Industrial start-up and mechatronic pioneer, Mirmex Micro Motor, has announced the availability of a new method of manufacturing high-power density electric micromotor windings. Seven years of research and development have resulted in the commercial availability of this groundbreaking technology, which is said to completely revolutionise traditional winding design and manufacturing methods.

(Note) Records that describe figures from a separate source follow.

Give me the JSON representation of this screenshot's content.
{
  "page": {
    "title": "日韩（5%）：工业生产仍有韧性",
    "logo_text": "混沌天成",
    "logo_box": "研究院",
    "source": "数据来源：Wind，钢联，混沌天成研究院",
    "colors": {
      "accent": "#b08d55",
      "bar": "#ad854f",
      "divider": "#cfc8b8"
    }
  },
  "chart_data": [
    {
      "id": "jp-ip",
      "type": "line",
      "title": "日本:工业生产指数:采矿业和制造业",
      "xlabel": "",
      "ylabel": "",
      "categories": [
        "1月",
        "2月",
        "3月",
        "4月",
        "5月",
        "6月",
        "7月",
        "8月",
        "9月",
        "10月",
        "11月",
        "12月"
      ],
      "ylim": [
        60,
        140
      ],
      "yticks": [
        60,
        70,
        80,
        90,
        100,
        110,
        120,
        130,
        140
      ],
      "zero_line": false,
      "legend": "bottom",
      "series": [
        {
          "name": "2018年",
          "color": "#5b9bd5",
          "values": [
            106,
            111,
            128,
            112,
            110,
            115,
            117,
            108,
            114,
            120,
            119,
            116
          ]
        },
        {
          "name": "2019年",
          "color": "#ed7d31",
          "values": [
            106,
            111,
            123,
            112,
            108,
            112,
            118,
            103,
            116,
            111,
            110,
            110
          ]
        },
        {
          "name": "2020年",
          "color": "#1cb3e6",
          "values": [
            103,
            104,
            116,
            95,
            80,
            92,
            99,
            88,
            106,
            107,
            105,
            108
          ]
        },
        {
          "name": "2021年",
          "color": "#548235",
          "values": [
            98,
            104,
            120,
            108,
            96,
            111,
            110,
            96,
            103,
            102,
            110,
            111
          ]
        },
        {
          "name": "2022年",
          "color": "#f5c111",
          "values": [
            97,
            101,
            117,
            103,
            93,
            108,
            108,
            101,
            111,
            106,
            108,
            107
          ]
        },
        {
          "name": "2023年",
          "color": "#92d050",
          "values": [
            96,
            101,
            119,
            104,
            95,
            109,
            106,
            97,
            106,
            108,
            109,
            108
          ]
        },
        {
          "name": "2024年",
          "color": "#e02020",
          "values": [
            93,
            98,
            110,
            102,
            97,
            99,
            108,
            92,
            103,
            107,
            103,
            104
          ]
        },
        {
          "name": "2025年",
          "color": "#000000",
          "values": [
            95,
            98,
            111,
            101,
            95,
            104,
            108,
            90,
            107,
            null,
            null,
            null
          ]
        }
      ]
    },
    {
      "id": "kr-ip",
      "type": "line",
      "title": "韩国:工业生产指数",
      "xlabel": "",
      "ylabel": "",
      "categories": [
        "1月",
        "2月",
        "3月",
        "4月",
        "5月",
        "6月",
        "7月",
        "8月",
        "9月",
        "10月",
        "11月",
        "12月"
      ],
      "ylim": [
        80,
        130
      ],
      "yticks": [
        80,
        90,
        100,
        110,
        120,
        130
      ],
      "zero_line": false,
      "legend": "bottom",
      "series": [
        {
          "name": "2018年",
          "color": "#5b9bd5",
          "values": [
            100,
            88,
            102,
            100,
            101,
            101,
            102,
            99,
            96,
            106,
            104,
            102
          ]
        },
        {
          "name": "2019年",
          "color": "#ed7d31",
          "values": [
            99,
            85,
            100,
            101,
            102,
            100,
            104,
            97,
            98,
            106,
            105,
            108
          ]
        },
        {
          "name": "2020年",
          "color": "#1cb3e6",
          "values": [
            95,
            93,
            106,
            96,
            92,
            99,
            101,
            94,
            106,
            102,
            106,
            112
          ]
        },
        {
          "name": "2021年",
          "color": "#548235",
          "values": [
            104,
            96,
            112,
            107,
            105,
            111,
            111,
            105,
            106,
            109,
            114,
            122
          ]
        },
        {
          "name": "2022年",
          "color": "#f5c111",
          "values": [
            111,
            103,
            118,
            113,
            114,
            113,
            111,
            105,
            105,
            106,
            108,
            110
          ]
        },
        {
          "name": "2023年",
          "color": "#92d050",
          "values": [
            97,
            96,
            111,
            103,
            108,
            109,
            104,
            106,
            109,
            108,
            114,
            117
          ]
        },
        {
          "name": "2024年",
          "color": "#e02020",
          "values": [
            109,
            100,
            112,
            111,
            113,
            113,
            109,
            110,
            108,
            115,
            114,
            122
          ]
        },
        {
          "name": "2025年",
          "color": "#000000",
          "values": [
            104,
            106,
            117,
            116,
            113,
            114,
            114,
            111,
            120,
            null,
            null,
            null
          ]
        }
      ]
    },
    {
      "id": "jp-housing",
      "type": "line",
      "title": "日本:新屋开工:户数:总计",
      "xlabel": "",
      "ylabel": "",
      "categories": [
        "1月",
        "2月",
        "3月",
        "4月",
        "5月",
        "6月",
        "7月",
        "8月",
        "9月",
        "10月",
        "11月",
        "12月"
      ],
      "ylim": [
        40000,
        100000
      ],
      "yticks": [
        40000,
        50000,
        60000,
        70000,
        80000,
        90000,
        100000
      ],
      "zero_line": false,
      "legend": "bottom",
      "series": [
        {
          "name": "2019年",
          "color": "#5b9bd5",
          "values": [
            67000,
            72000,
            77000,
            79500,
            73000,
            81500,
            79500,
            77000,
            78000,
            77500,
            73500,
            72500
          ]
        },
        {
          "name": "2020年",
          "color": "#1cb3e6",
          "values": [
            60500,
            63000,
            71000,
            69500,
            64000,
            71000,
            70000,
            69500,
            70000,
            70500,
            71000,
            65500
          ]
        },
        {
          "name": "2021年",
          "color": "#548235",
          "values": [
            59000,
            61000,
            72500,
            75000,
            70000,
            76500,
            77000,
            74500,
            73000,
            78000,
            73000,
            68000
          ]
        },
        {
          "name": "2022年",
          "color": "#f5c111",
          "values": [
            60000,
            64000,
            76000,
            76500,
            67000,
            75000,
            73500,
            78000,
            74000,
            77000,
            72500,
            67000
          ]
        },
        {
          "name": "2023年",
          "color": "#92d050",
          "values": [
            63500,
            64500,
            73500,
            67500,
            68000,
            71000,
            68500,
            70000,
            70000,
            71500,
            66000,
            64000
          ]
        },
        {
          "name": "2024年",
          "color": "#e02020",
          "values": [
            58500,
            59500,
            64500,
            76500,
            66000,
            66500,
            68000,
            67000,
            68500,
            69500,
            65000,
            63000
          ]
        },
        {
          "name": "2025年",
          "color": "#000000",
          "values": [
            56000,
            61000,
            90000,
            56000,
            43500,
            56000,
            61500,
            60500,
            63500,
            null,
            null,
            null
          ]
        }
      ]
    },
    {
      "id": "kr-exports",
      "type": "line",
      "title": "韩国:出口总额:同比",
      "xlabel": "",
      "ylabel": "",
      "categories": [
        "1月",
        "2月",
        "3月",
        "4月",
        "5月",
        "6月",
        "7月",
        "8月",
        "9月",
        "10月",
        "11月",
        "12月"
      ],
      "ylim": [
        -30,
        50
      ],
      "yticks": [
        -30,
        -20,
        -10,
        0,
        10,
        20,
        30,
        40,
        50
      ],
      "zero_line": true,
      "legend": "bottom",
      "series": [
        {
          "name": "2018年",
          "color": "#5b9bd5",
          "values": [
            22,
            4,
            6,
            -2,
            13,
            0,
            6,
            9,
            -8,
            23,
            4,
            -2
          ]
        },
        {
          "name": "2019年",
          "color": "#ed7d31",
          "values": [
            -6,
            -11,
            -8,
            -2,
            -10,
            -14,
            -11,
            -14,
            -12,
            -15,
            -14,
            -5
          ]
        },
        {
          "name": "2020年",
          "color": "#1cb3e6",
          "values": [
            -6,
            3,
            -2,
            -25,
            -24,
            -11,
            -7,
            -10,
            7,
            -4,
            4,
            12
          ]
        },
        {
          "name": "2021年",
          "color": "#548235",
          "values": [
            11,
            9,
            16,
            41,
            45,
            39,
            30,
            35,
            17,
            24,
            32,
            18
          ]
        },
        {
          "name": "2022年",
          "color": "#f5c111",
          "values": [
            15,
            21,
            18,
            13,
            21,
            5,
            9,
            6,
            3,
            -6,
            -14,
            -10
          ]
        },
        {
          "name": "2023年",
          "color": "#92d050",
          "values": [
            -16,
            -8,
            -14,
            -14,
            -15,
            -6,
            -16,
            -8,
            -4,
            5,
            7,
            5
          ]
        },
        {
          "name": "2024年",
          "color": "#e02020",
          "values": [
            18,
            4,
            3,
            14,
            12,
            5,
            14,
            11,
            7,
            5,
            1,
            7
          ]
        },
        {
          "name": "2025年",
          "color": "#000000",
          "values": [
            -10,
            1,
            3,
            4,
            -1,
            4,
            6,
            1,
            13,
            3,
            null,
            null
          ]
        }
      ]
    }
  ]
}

Constructed from flexible printed circuits and developed using artificial intelligence (AI), the micromotors feature unmatched performance and maximum precision, the company states. They can be up to 50% more compact, 70% more dynamic, with three times fewer heat losses and assembled 10 times faster than most of the existing solutions using conventional windings made from copper wire.
 
Innovation
Designed for use in high performance industrial and surgical precision powered tools, active prostheses, aerospace, and robotics, the motors are fully customisable thanks to Mirmex Motor’s proprietary software developed in-house. The motor production is greatly simplified which results in a quicker manufacturing time with reduced tooling costs – an impossible process using traditional copper coils.
 
Mirmex Motor’s technology is primarily applicable to slotless permanent magnet motors, whether used as synchronous machines or as Slotless Brushless Direct Current (SBLDC) machines. These devices have existed for 40 years but have not seen significant innovation since their inception. While traditional high-performance coils are extremely complex to design, manipulate and manufacture, the company’s innovation meets the demands of users looking for increased performance and the convenience of compactness.
 
Flexible printed circuit boards provide new possibilities 
Mirmex Motor develops motors differently: instead of winding the yarns individually, never-seen-before winding topologies are created and printed on strips of flexible printed circuit board (PCB) material. These proprietary patterns are designed using AI algorithms and, once wound, the overlapping layers form an electric motor winding, achieving performance far above the competition.
 
As a result of its research, Mirmex Motor has been able to implement an automated process for the creation of winding topologies and validate the printing on flexible materials of winding patterns that are impossible to reproduce traditionally. The coils made on these flexible circuits provide unparalleled performance to the motors in which they are associated.
 
These new patterns offer immense possibilities that go beyond the mere shape of the windings. By varying the size, patterns, thickness or interconnections of the conductors, the achievable coils can transcend the capabilities of the micromotors. The design of the ideal motor depends on its use, its environment, and its constraints. The Mirmex Motor software develops the best composition on a case-by-case basis and is easily adaptable to a variety of situations due to the flexibility and high degree of design freedom offered.
 
University born research and innovation
This new micromotor technology is the result of several years of research which began in 2013 at UCLouvain, Belgium’s leading French-speaking university. In 2017, the team founded Mirmex Motor to continue the development of its solution and closed fundraising and subsidies of several million euros from local investors and the European Commission. Mirmex Motor is now entering the ever-growing micromotor market with a production capacity of 100,000 windings per year.
 
“This represents a huge leap forward for the micromotor industry,” said Cedric Van Rossum, CEO of Mirmex Motor. “Feedback from industry professionals has proven that our solution is well above market standards. We have great ambitions for our micromotors and for our innovative game-changing technology.”
 
“These days, micromotors are everywhere, from drones to surgical devices and robots. The demand for micromotors continues to grow,” commented Pr. Bruno Dehez, chief scientific advisor at Mirmex Motor. “The performance of such motors depends entirely on their copper coils. Their windings are particularly long and tedious to wind in order to obtain the best possible result. Many coils are still assembled by hand in the prototyping phase.
 
Dr. François Baudart, chief technology officer continued: “The production machines used historically are designed for a particular type of coil or for a single application. This complex process slows down prototyping and manufacturing, making it expensive and inflexible. Since micromotors are mainly intended for areas where innovation and progress are essential, we had to find a better solution.”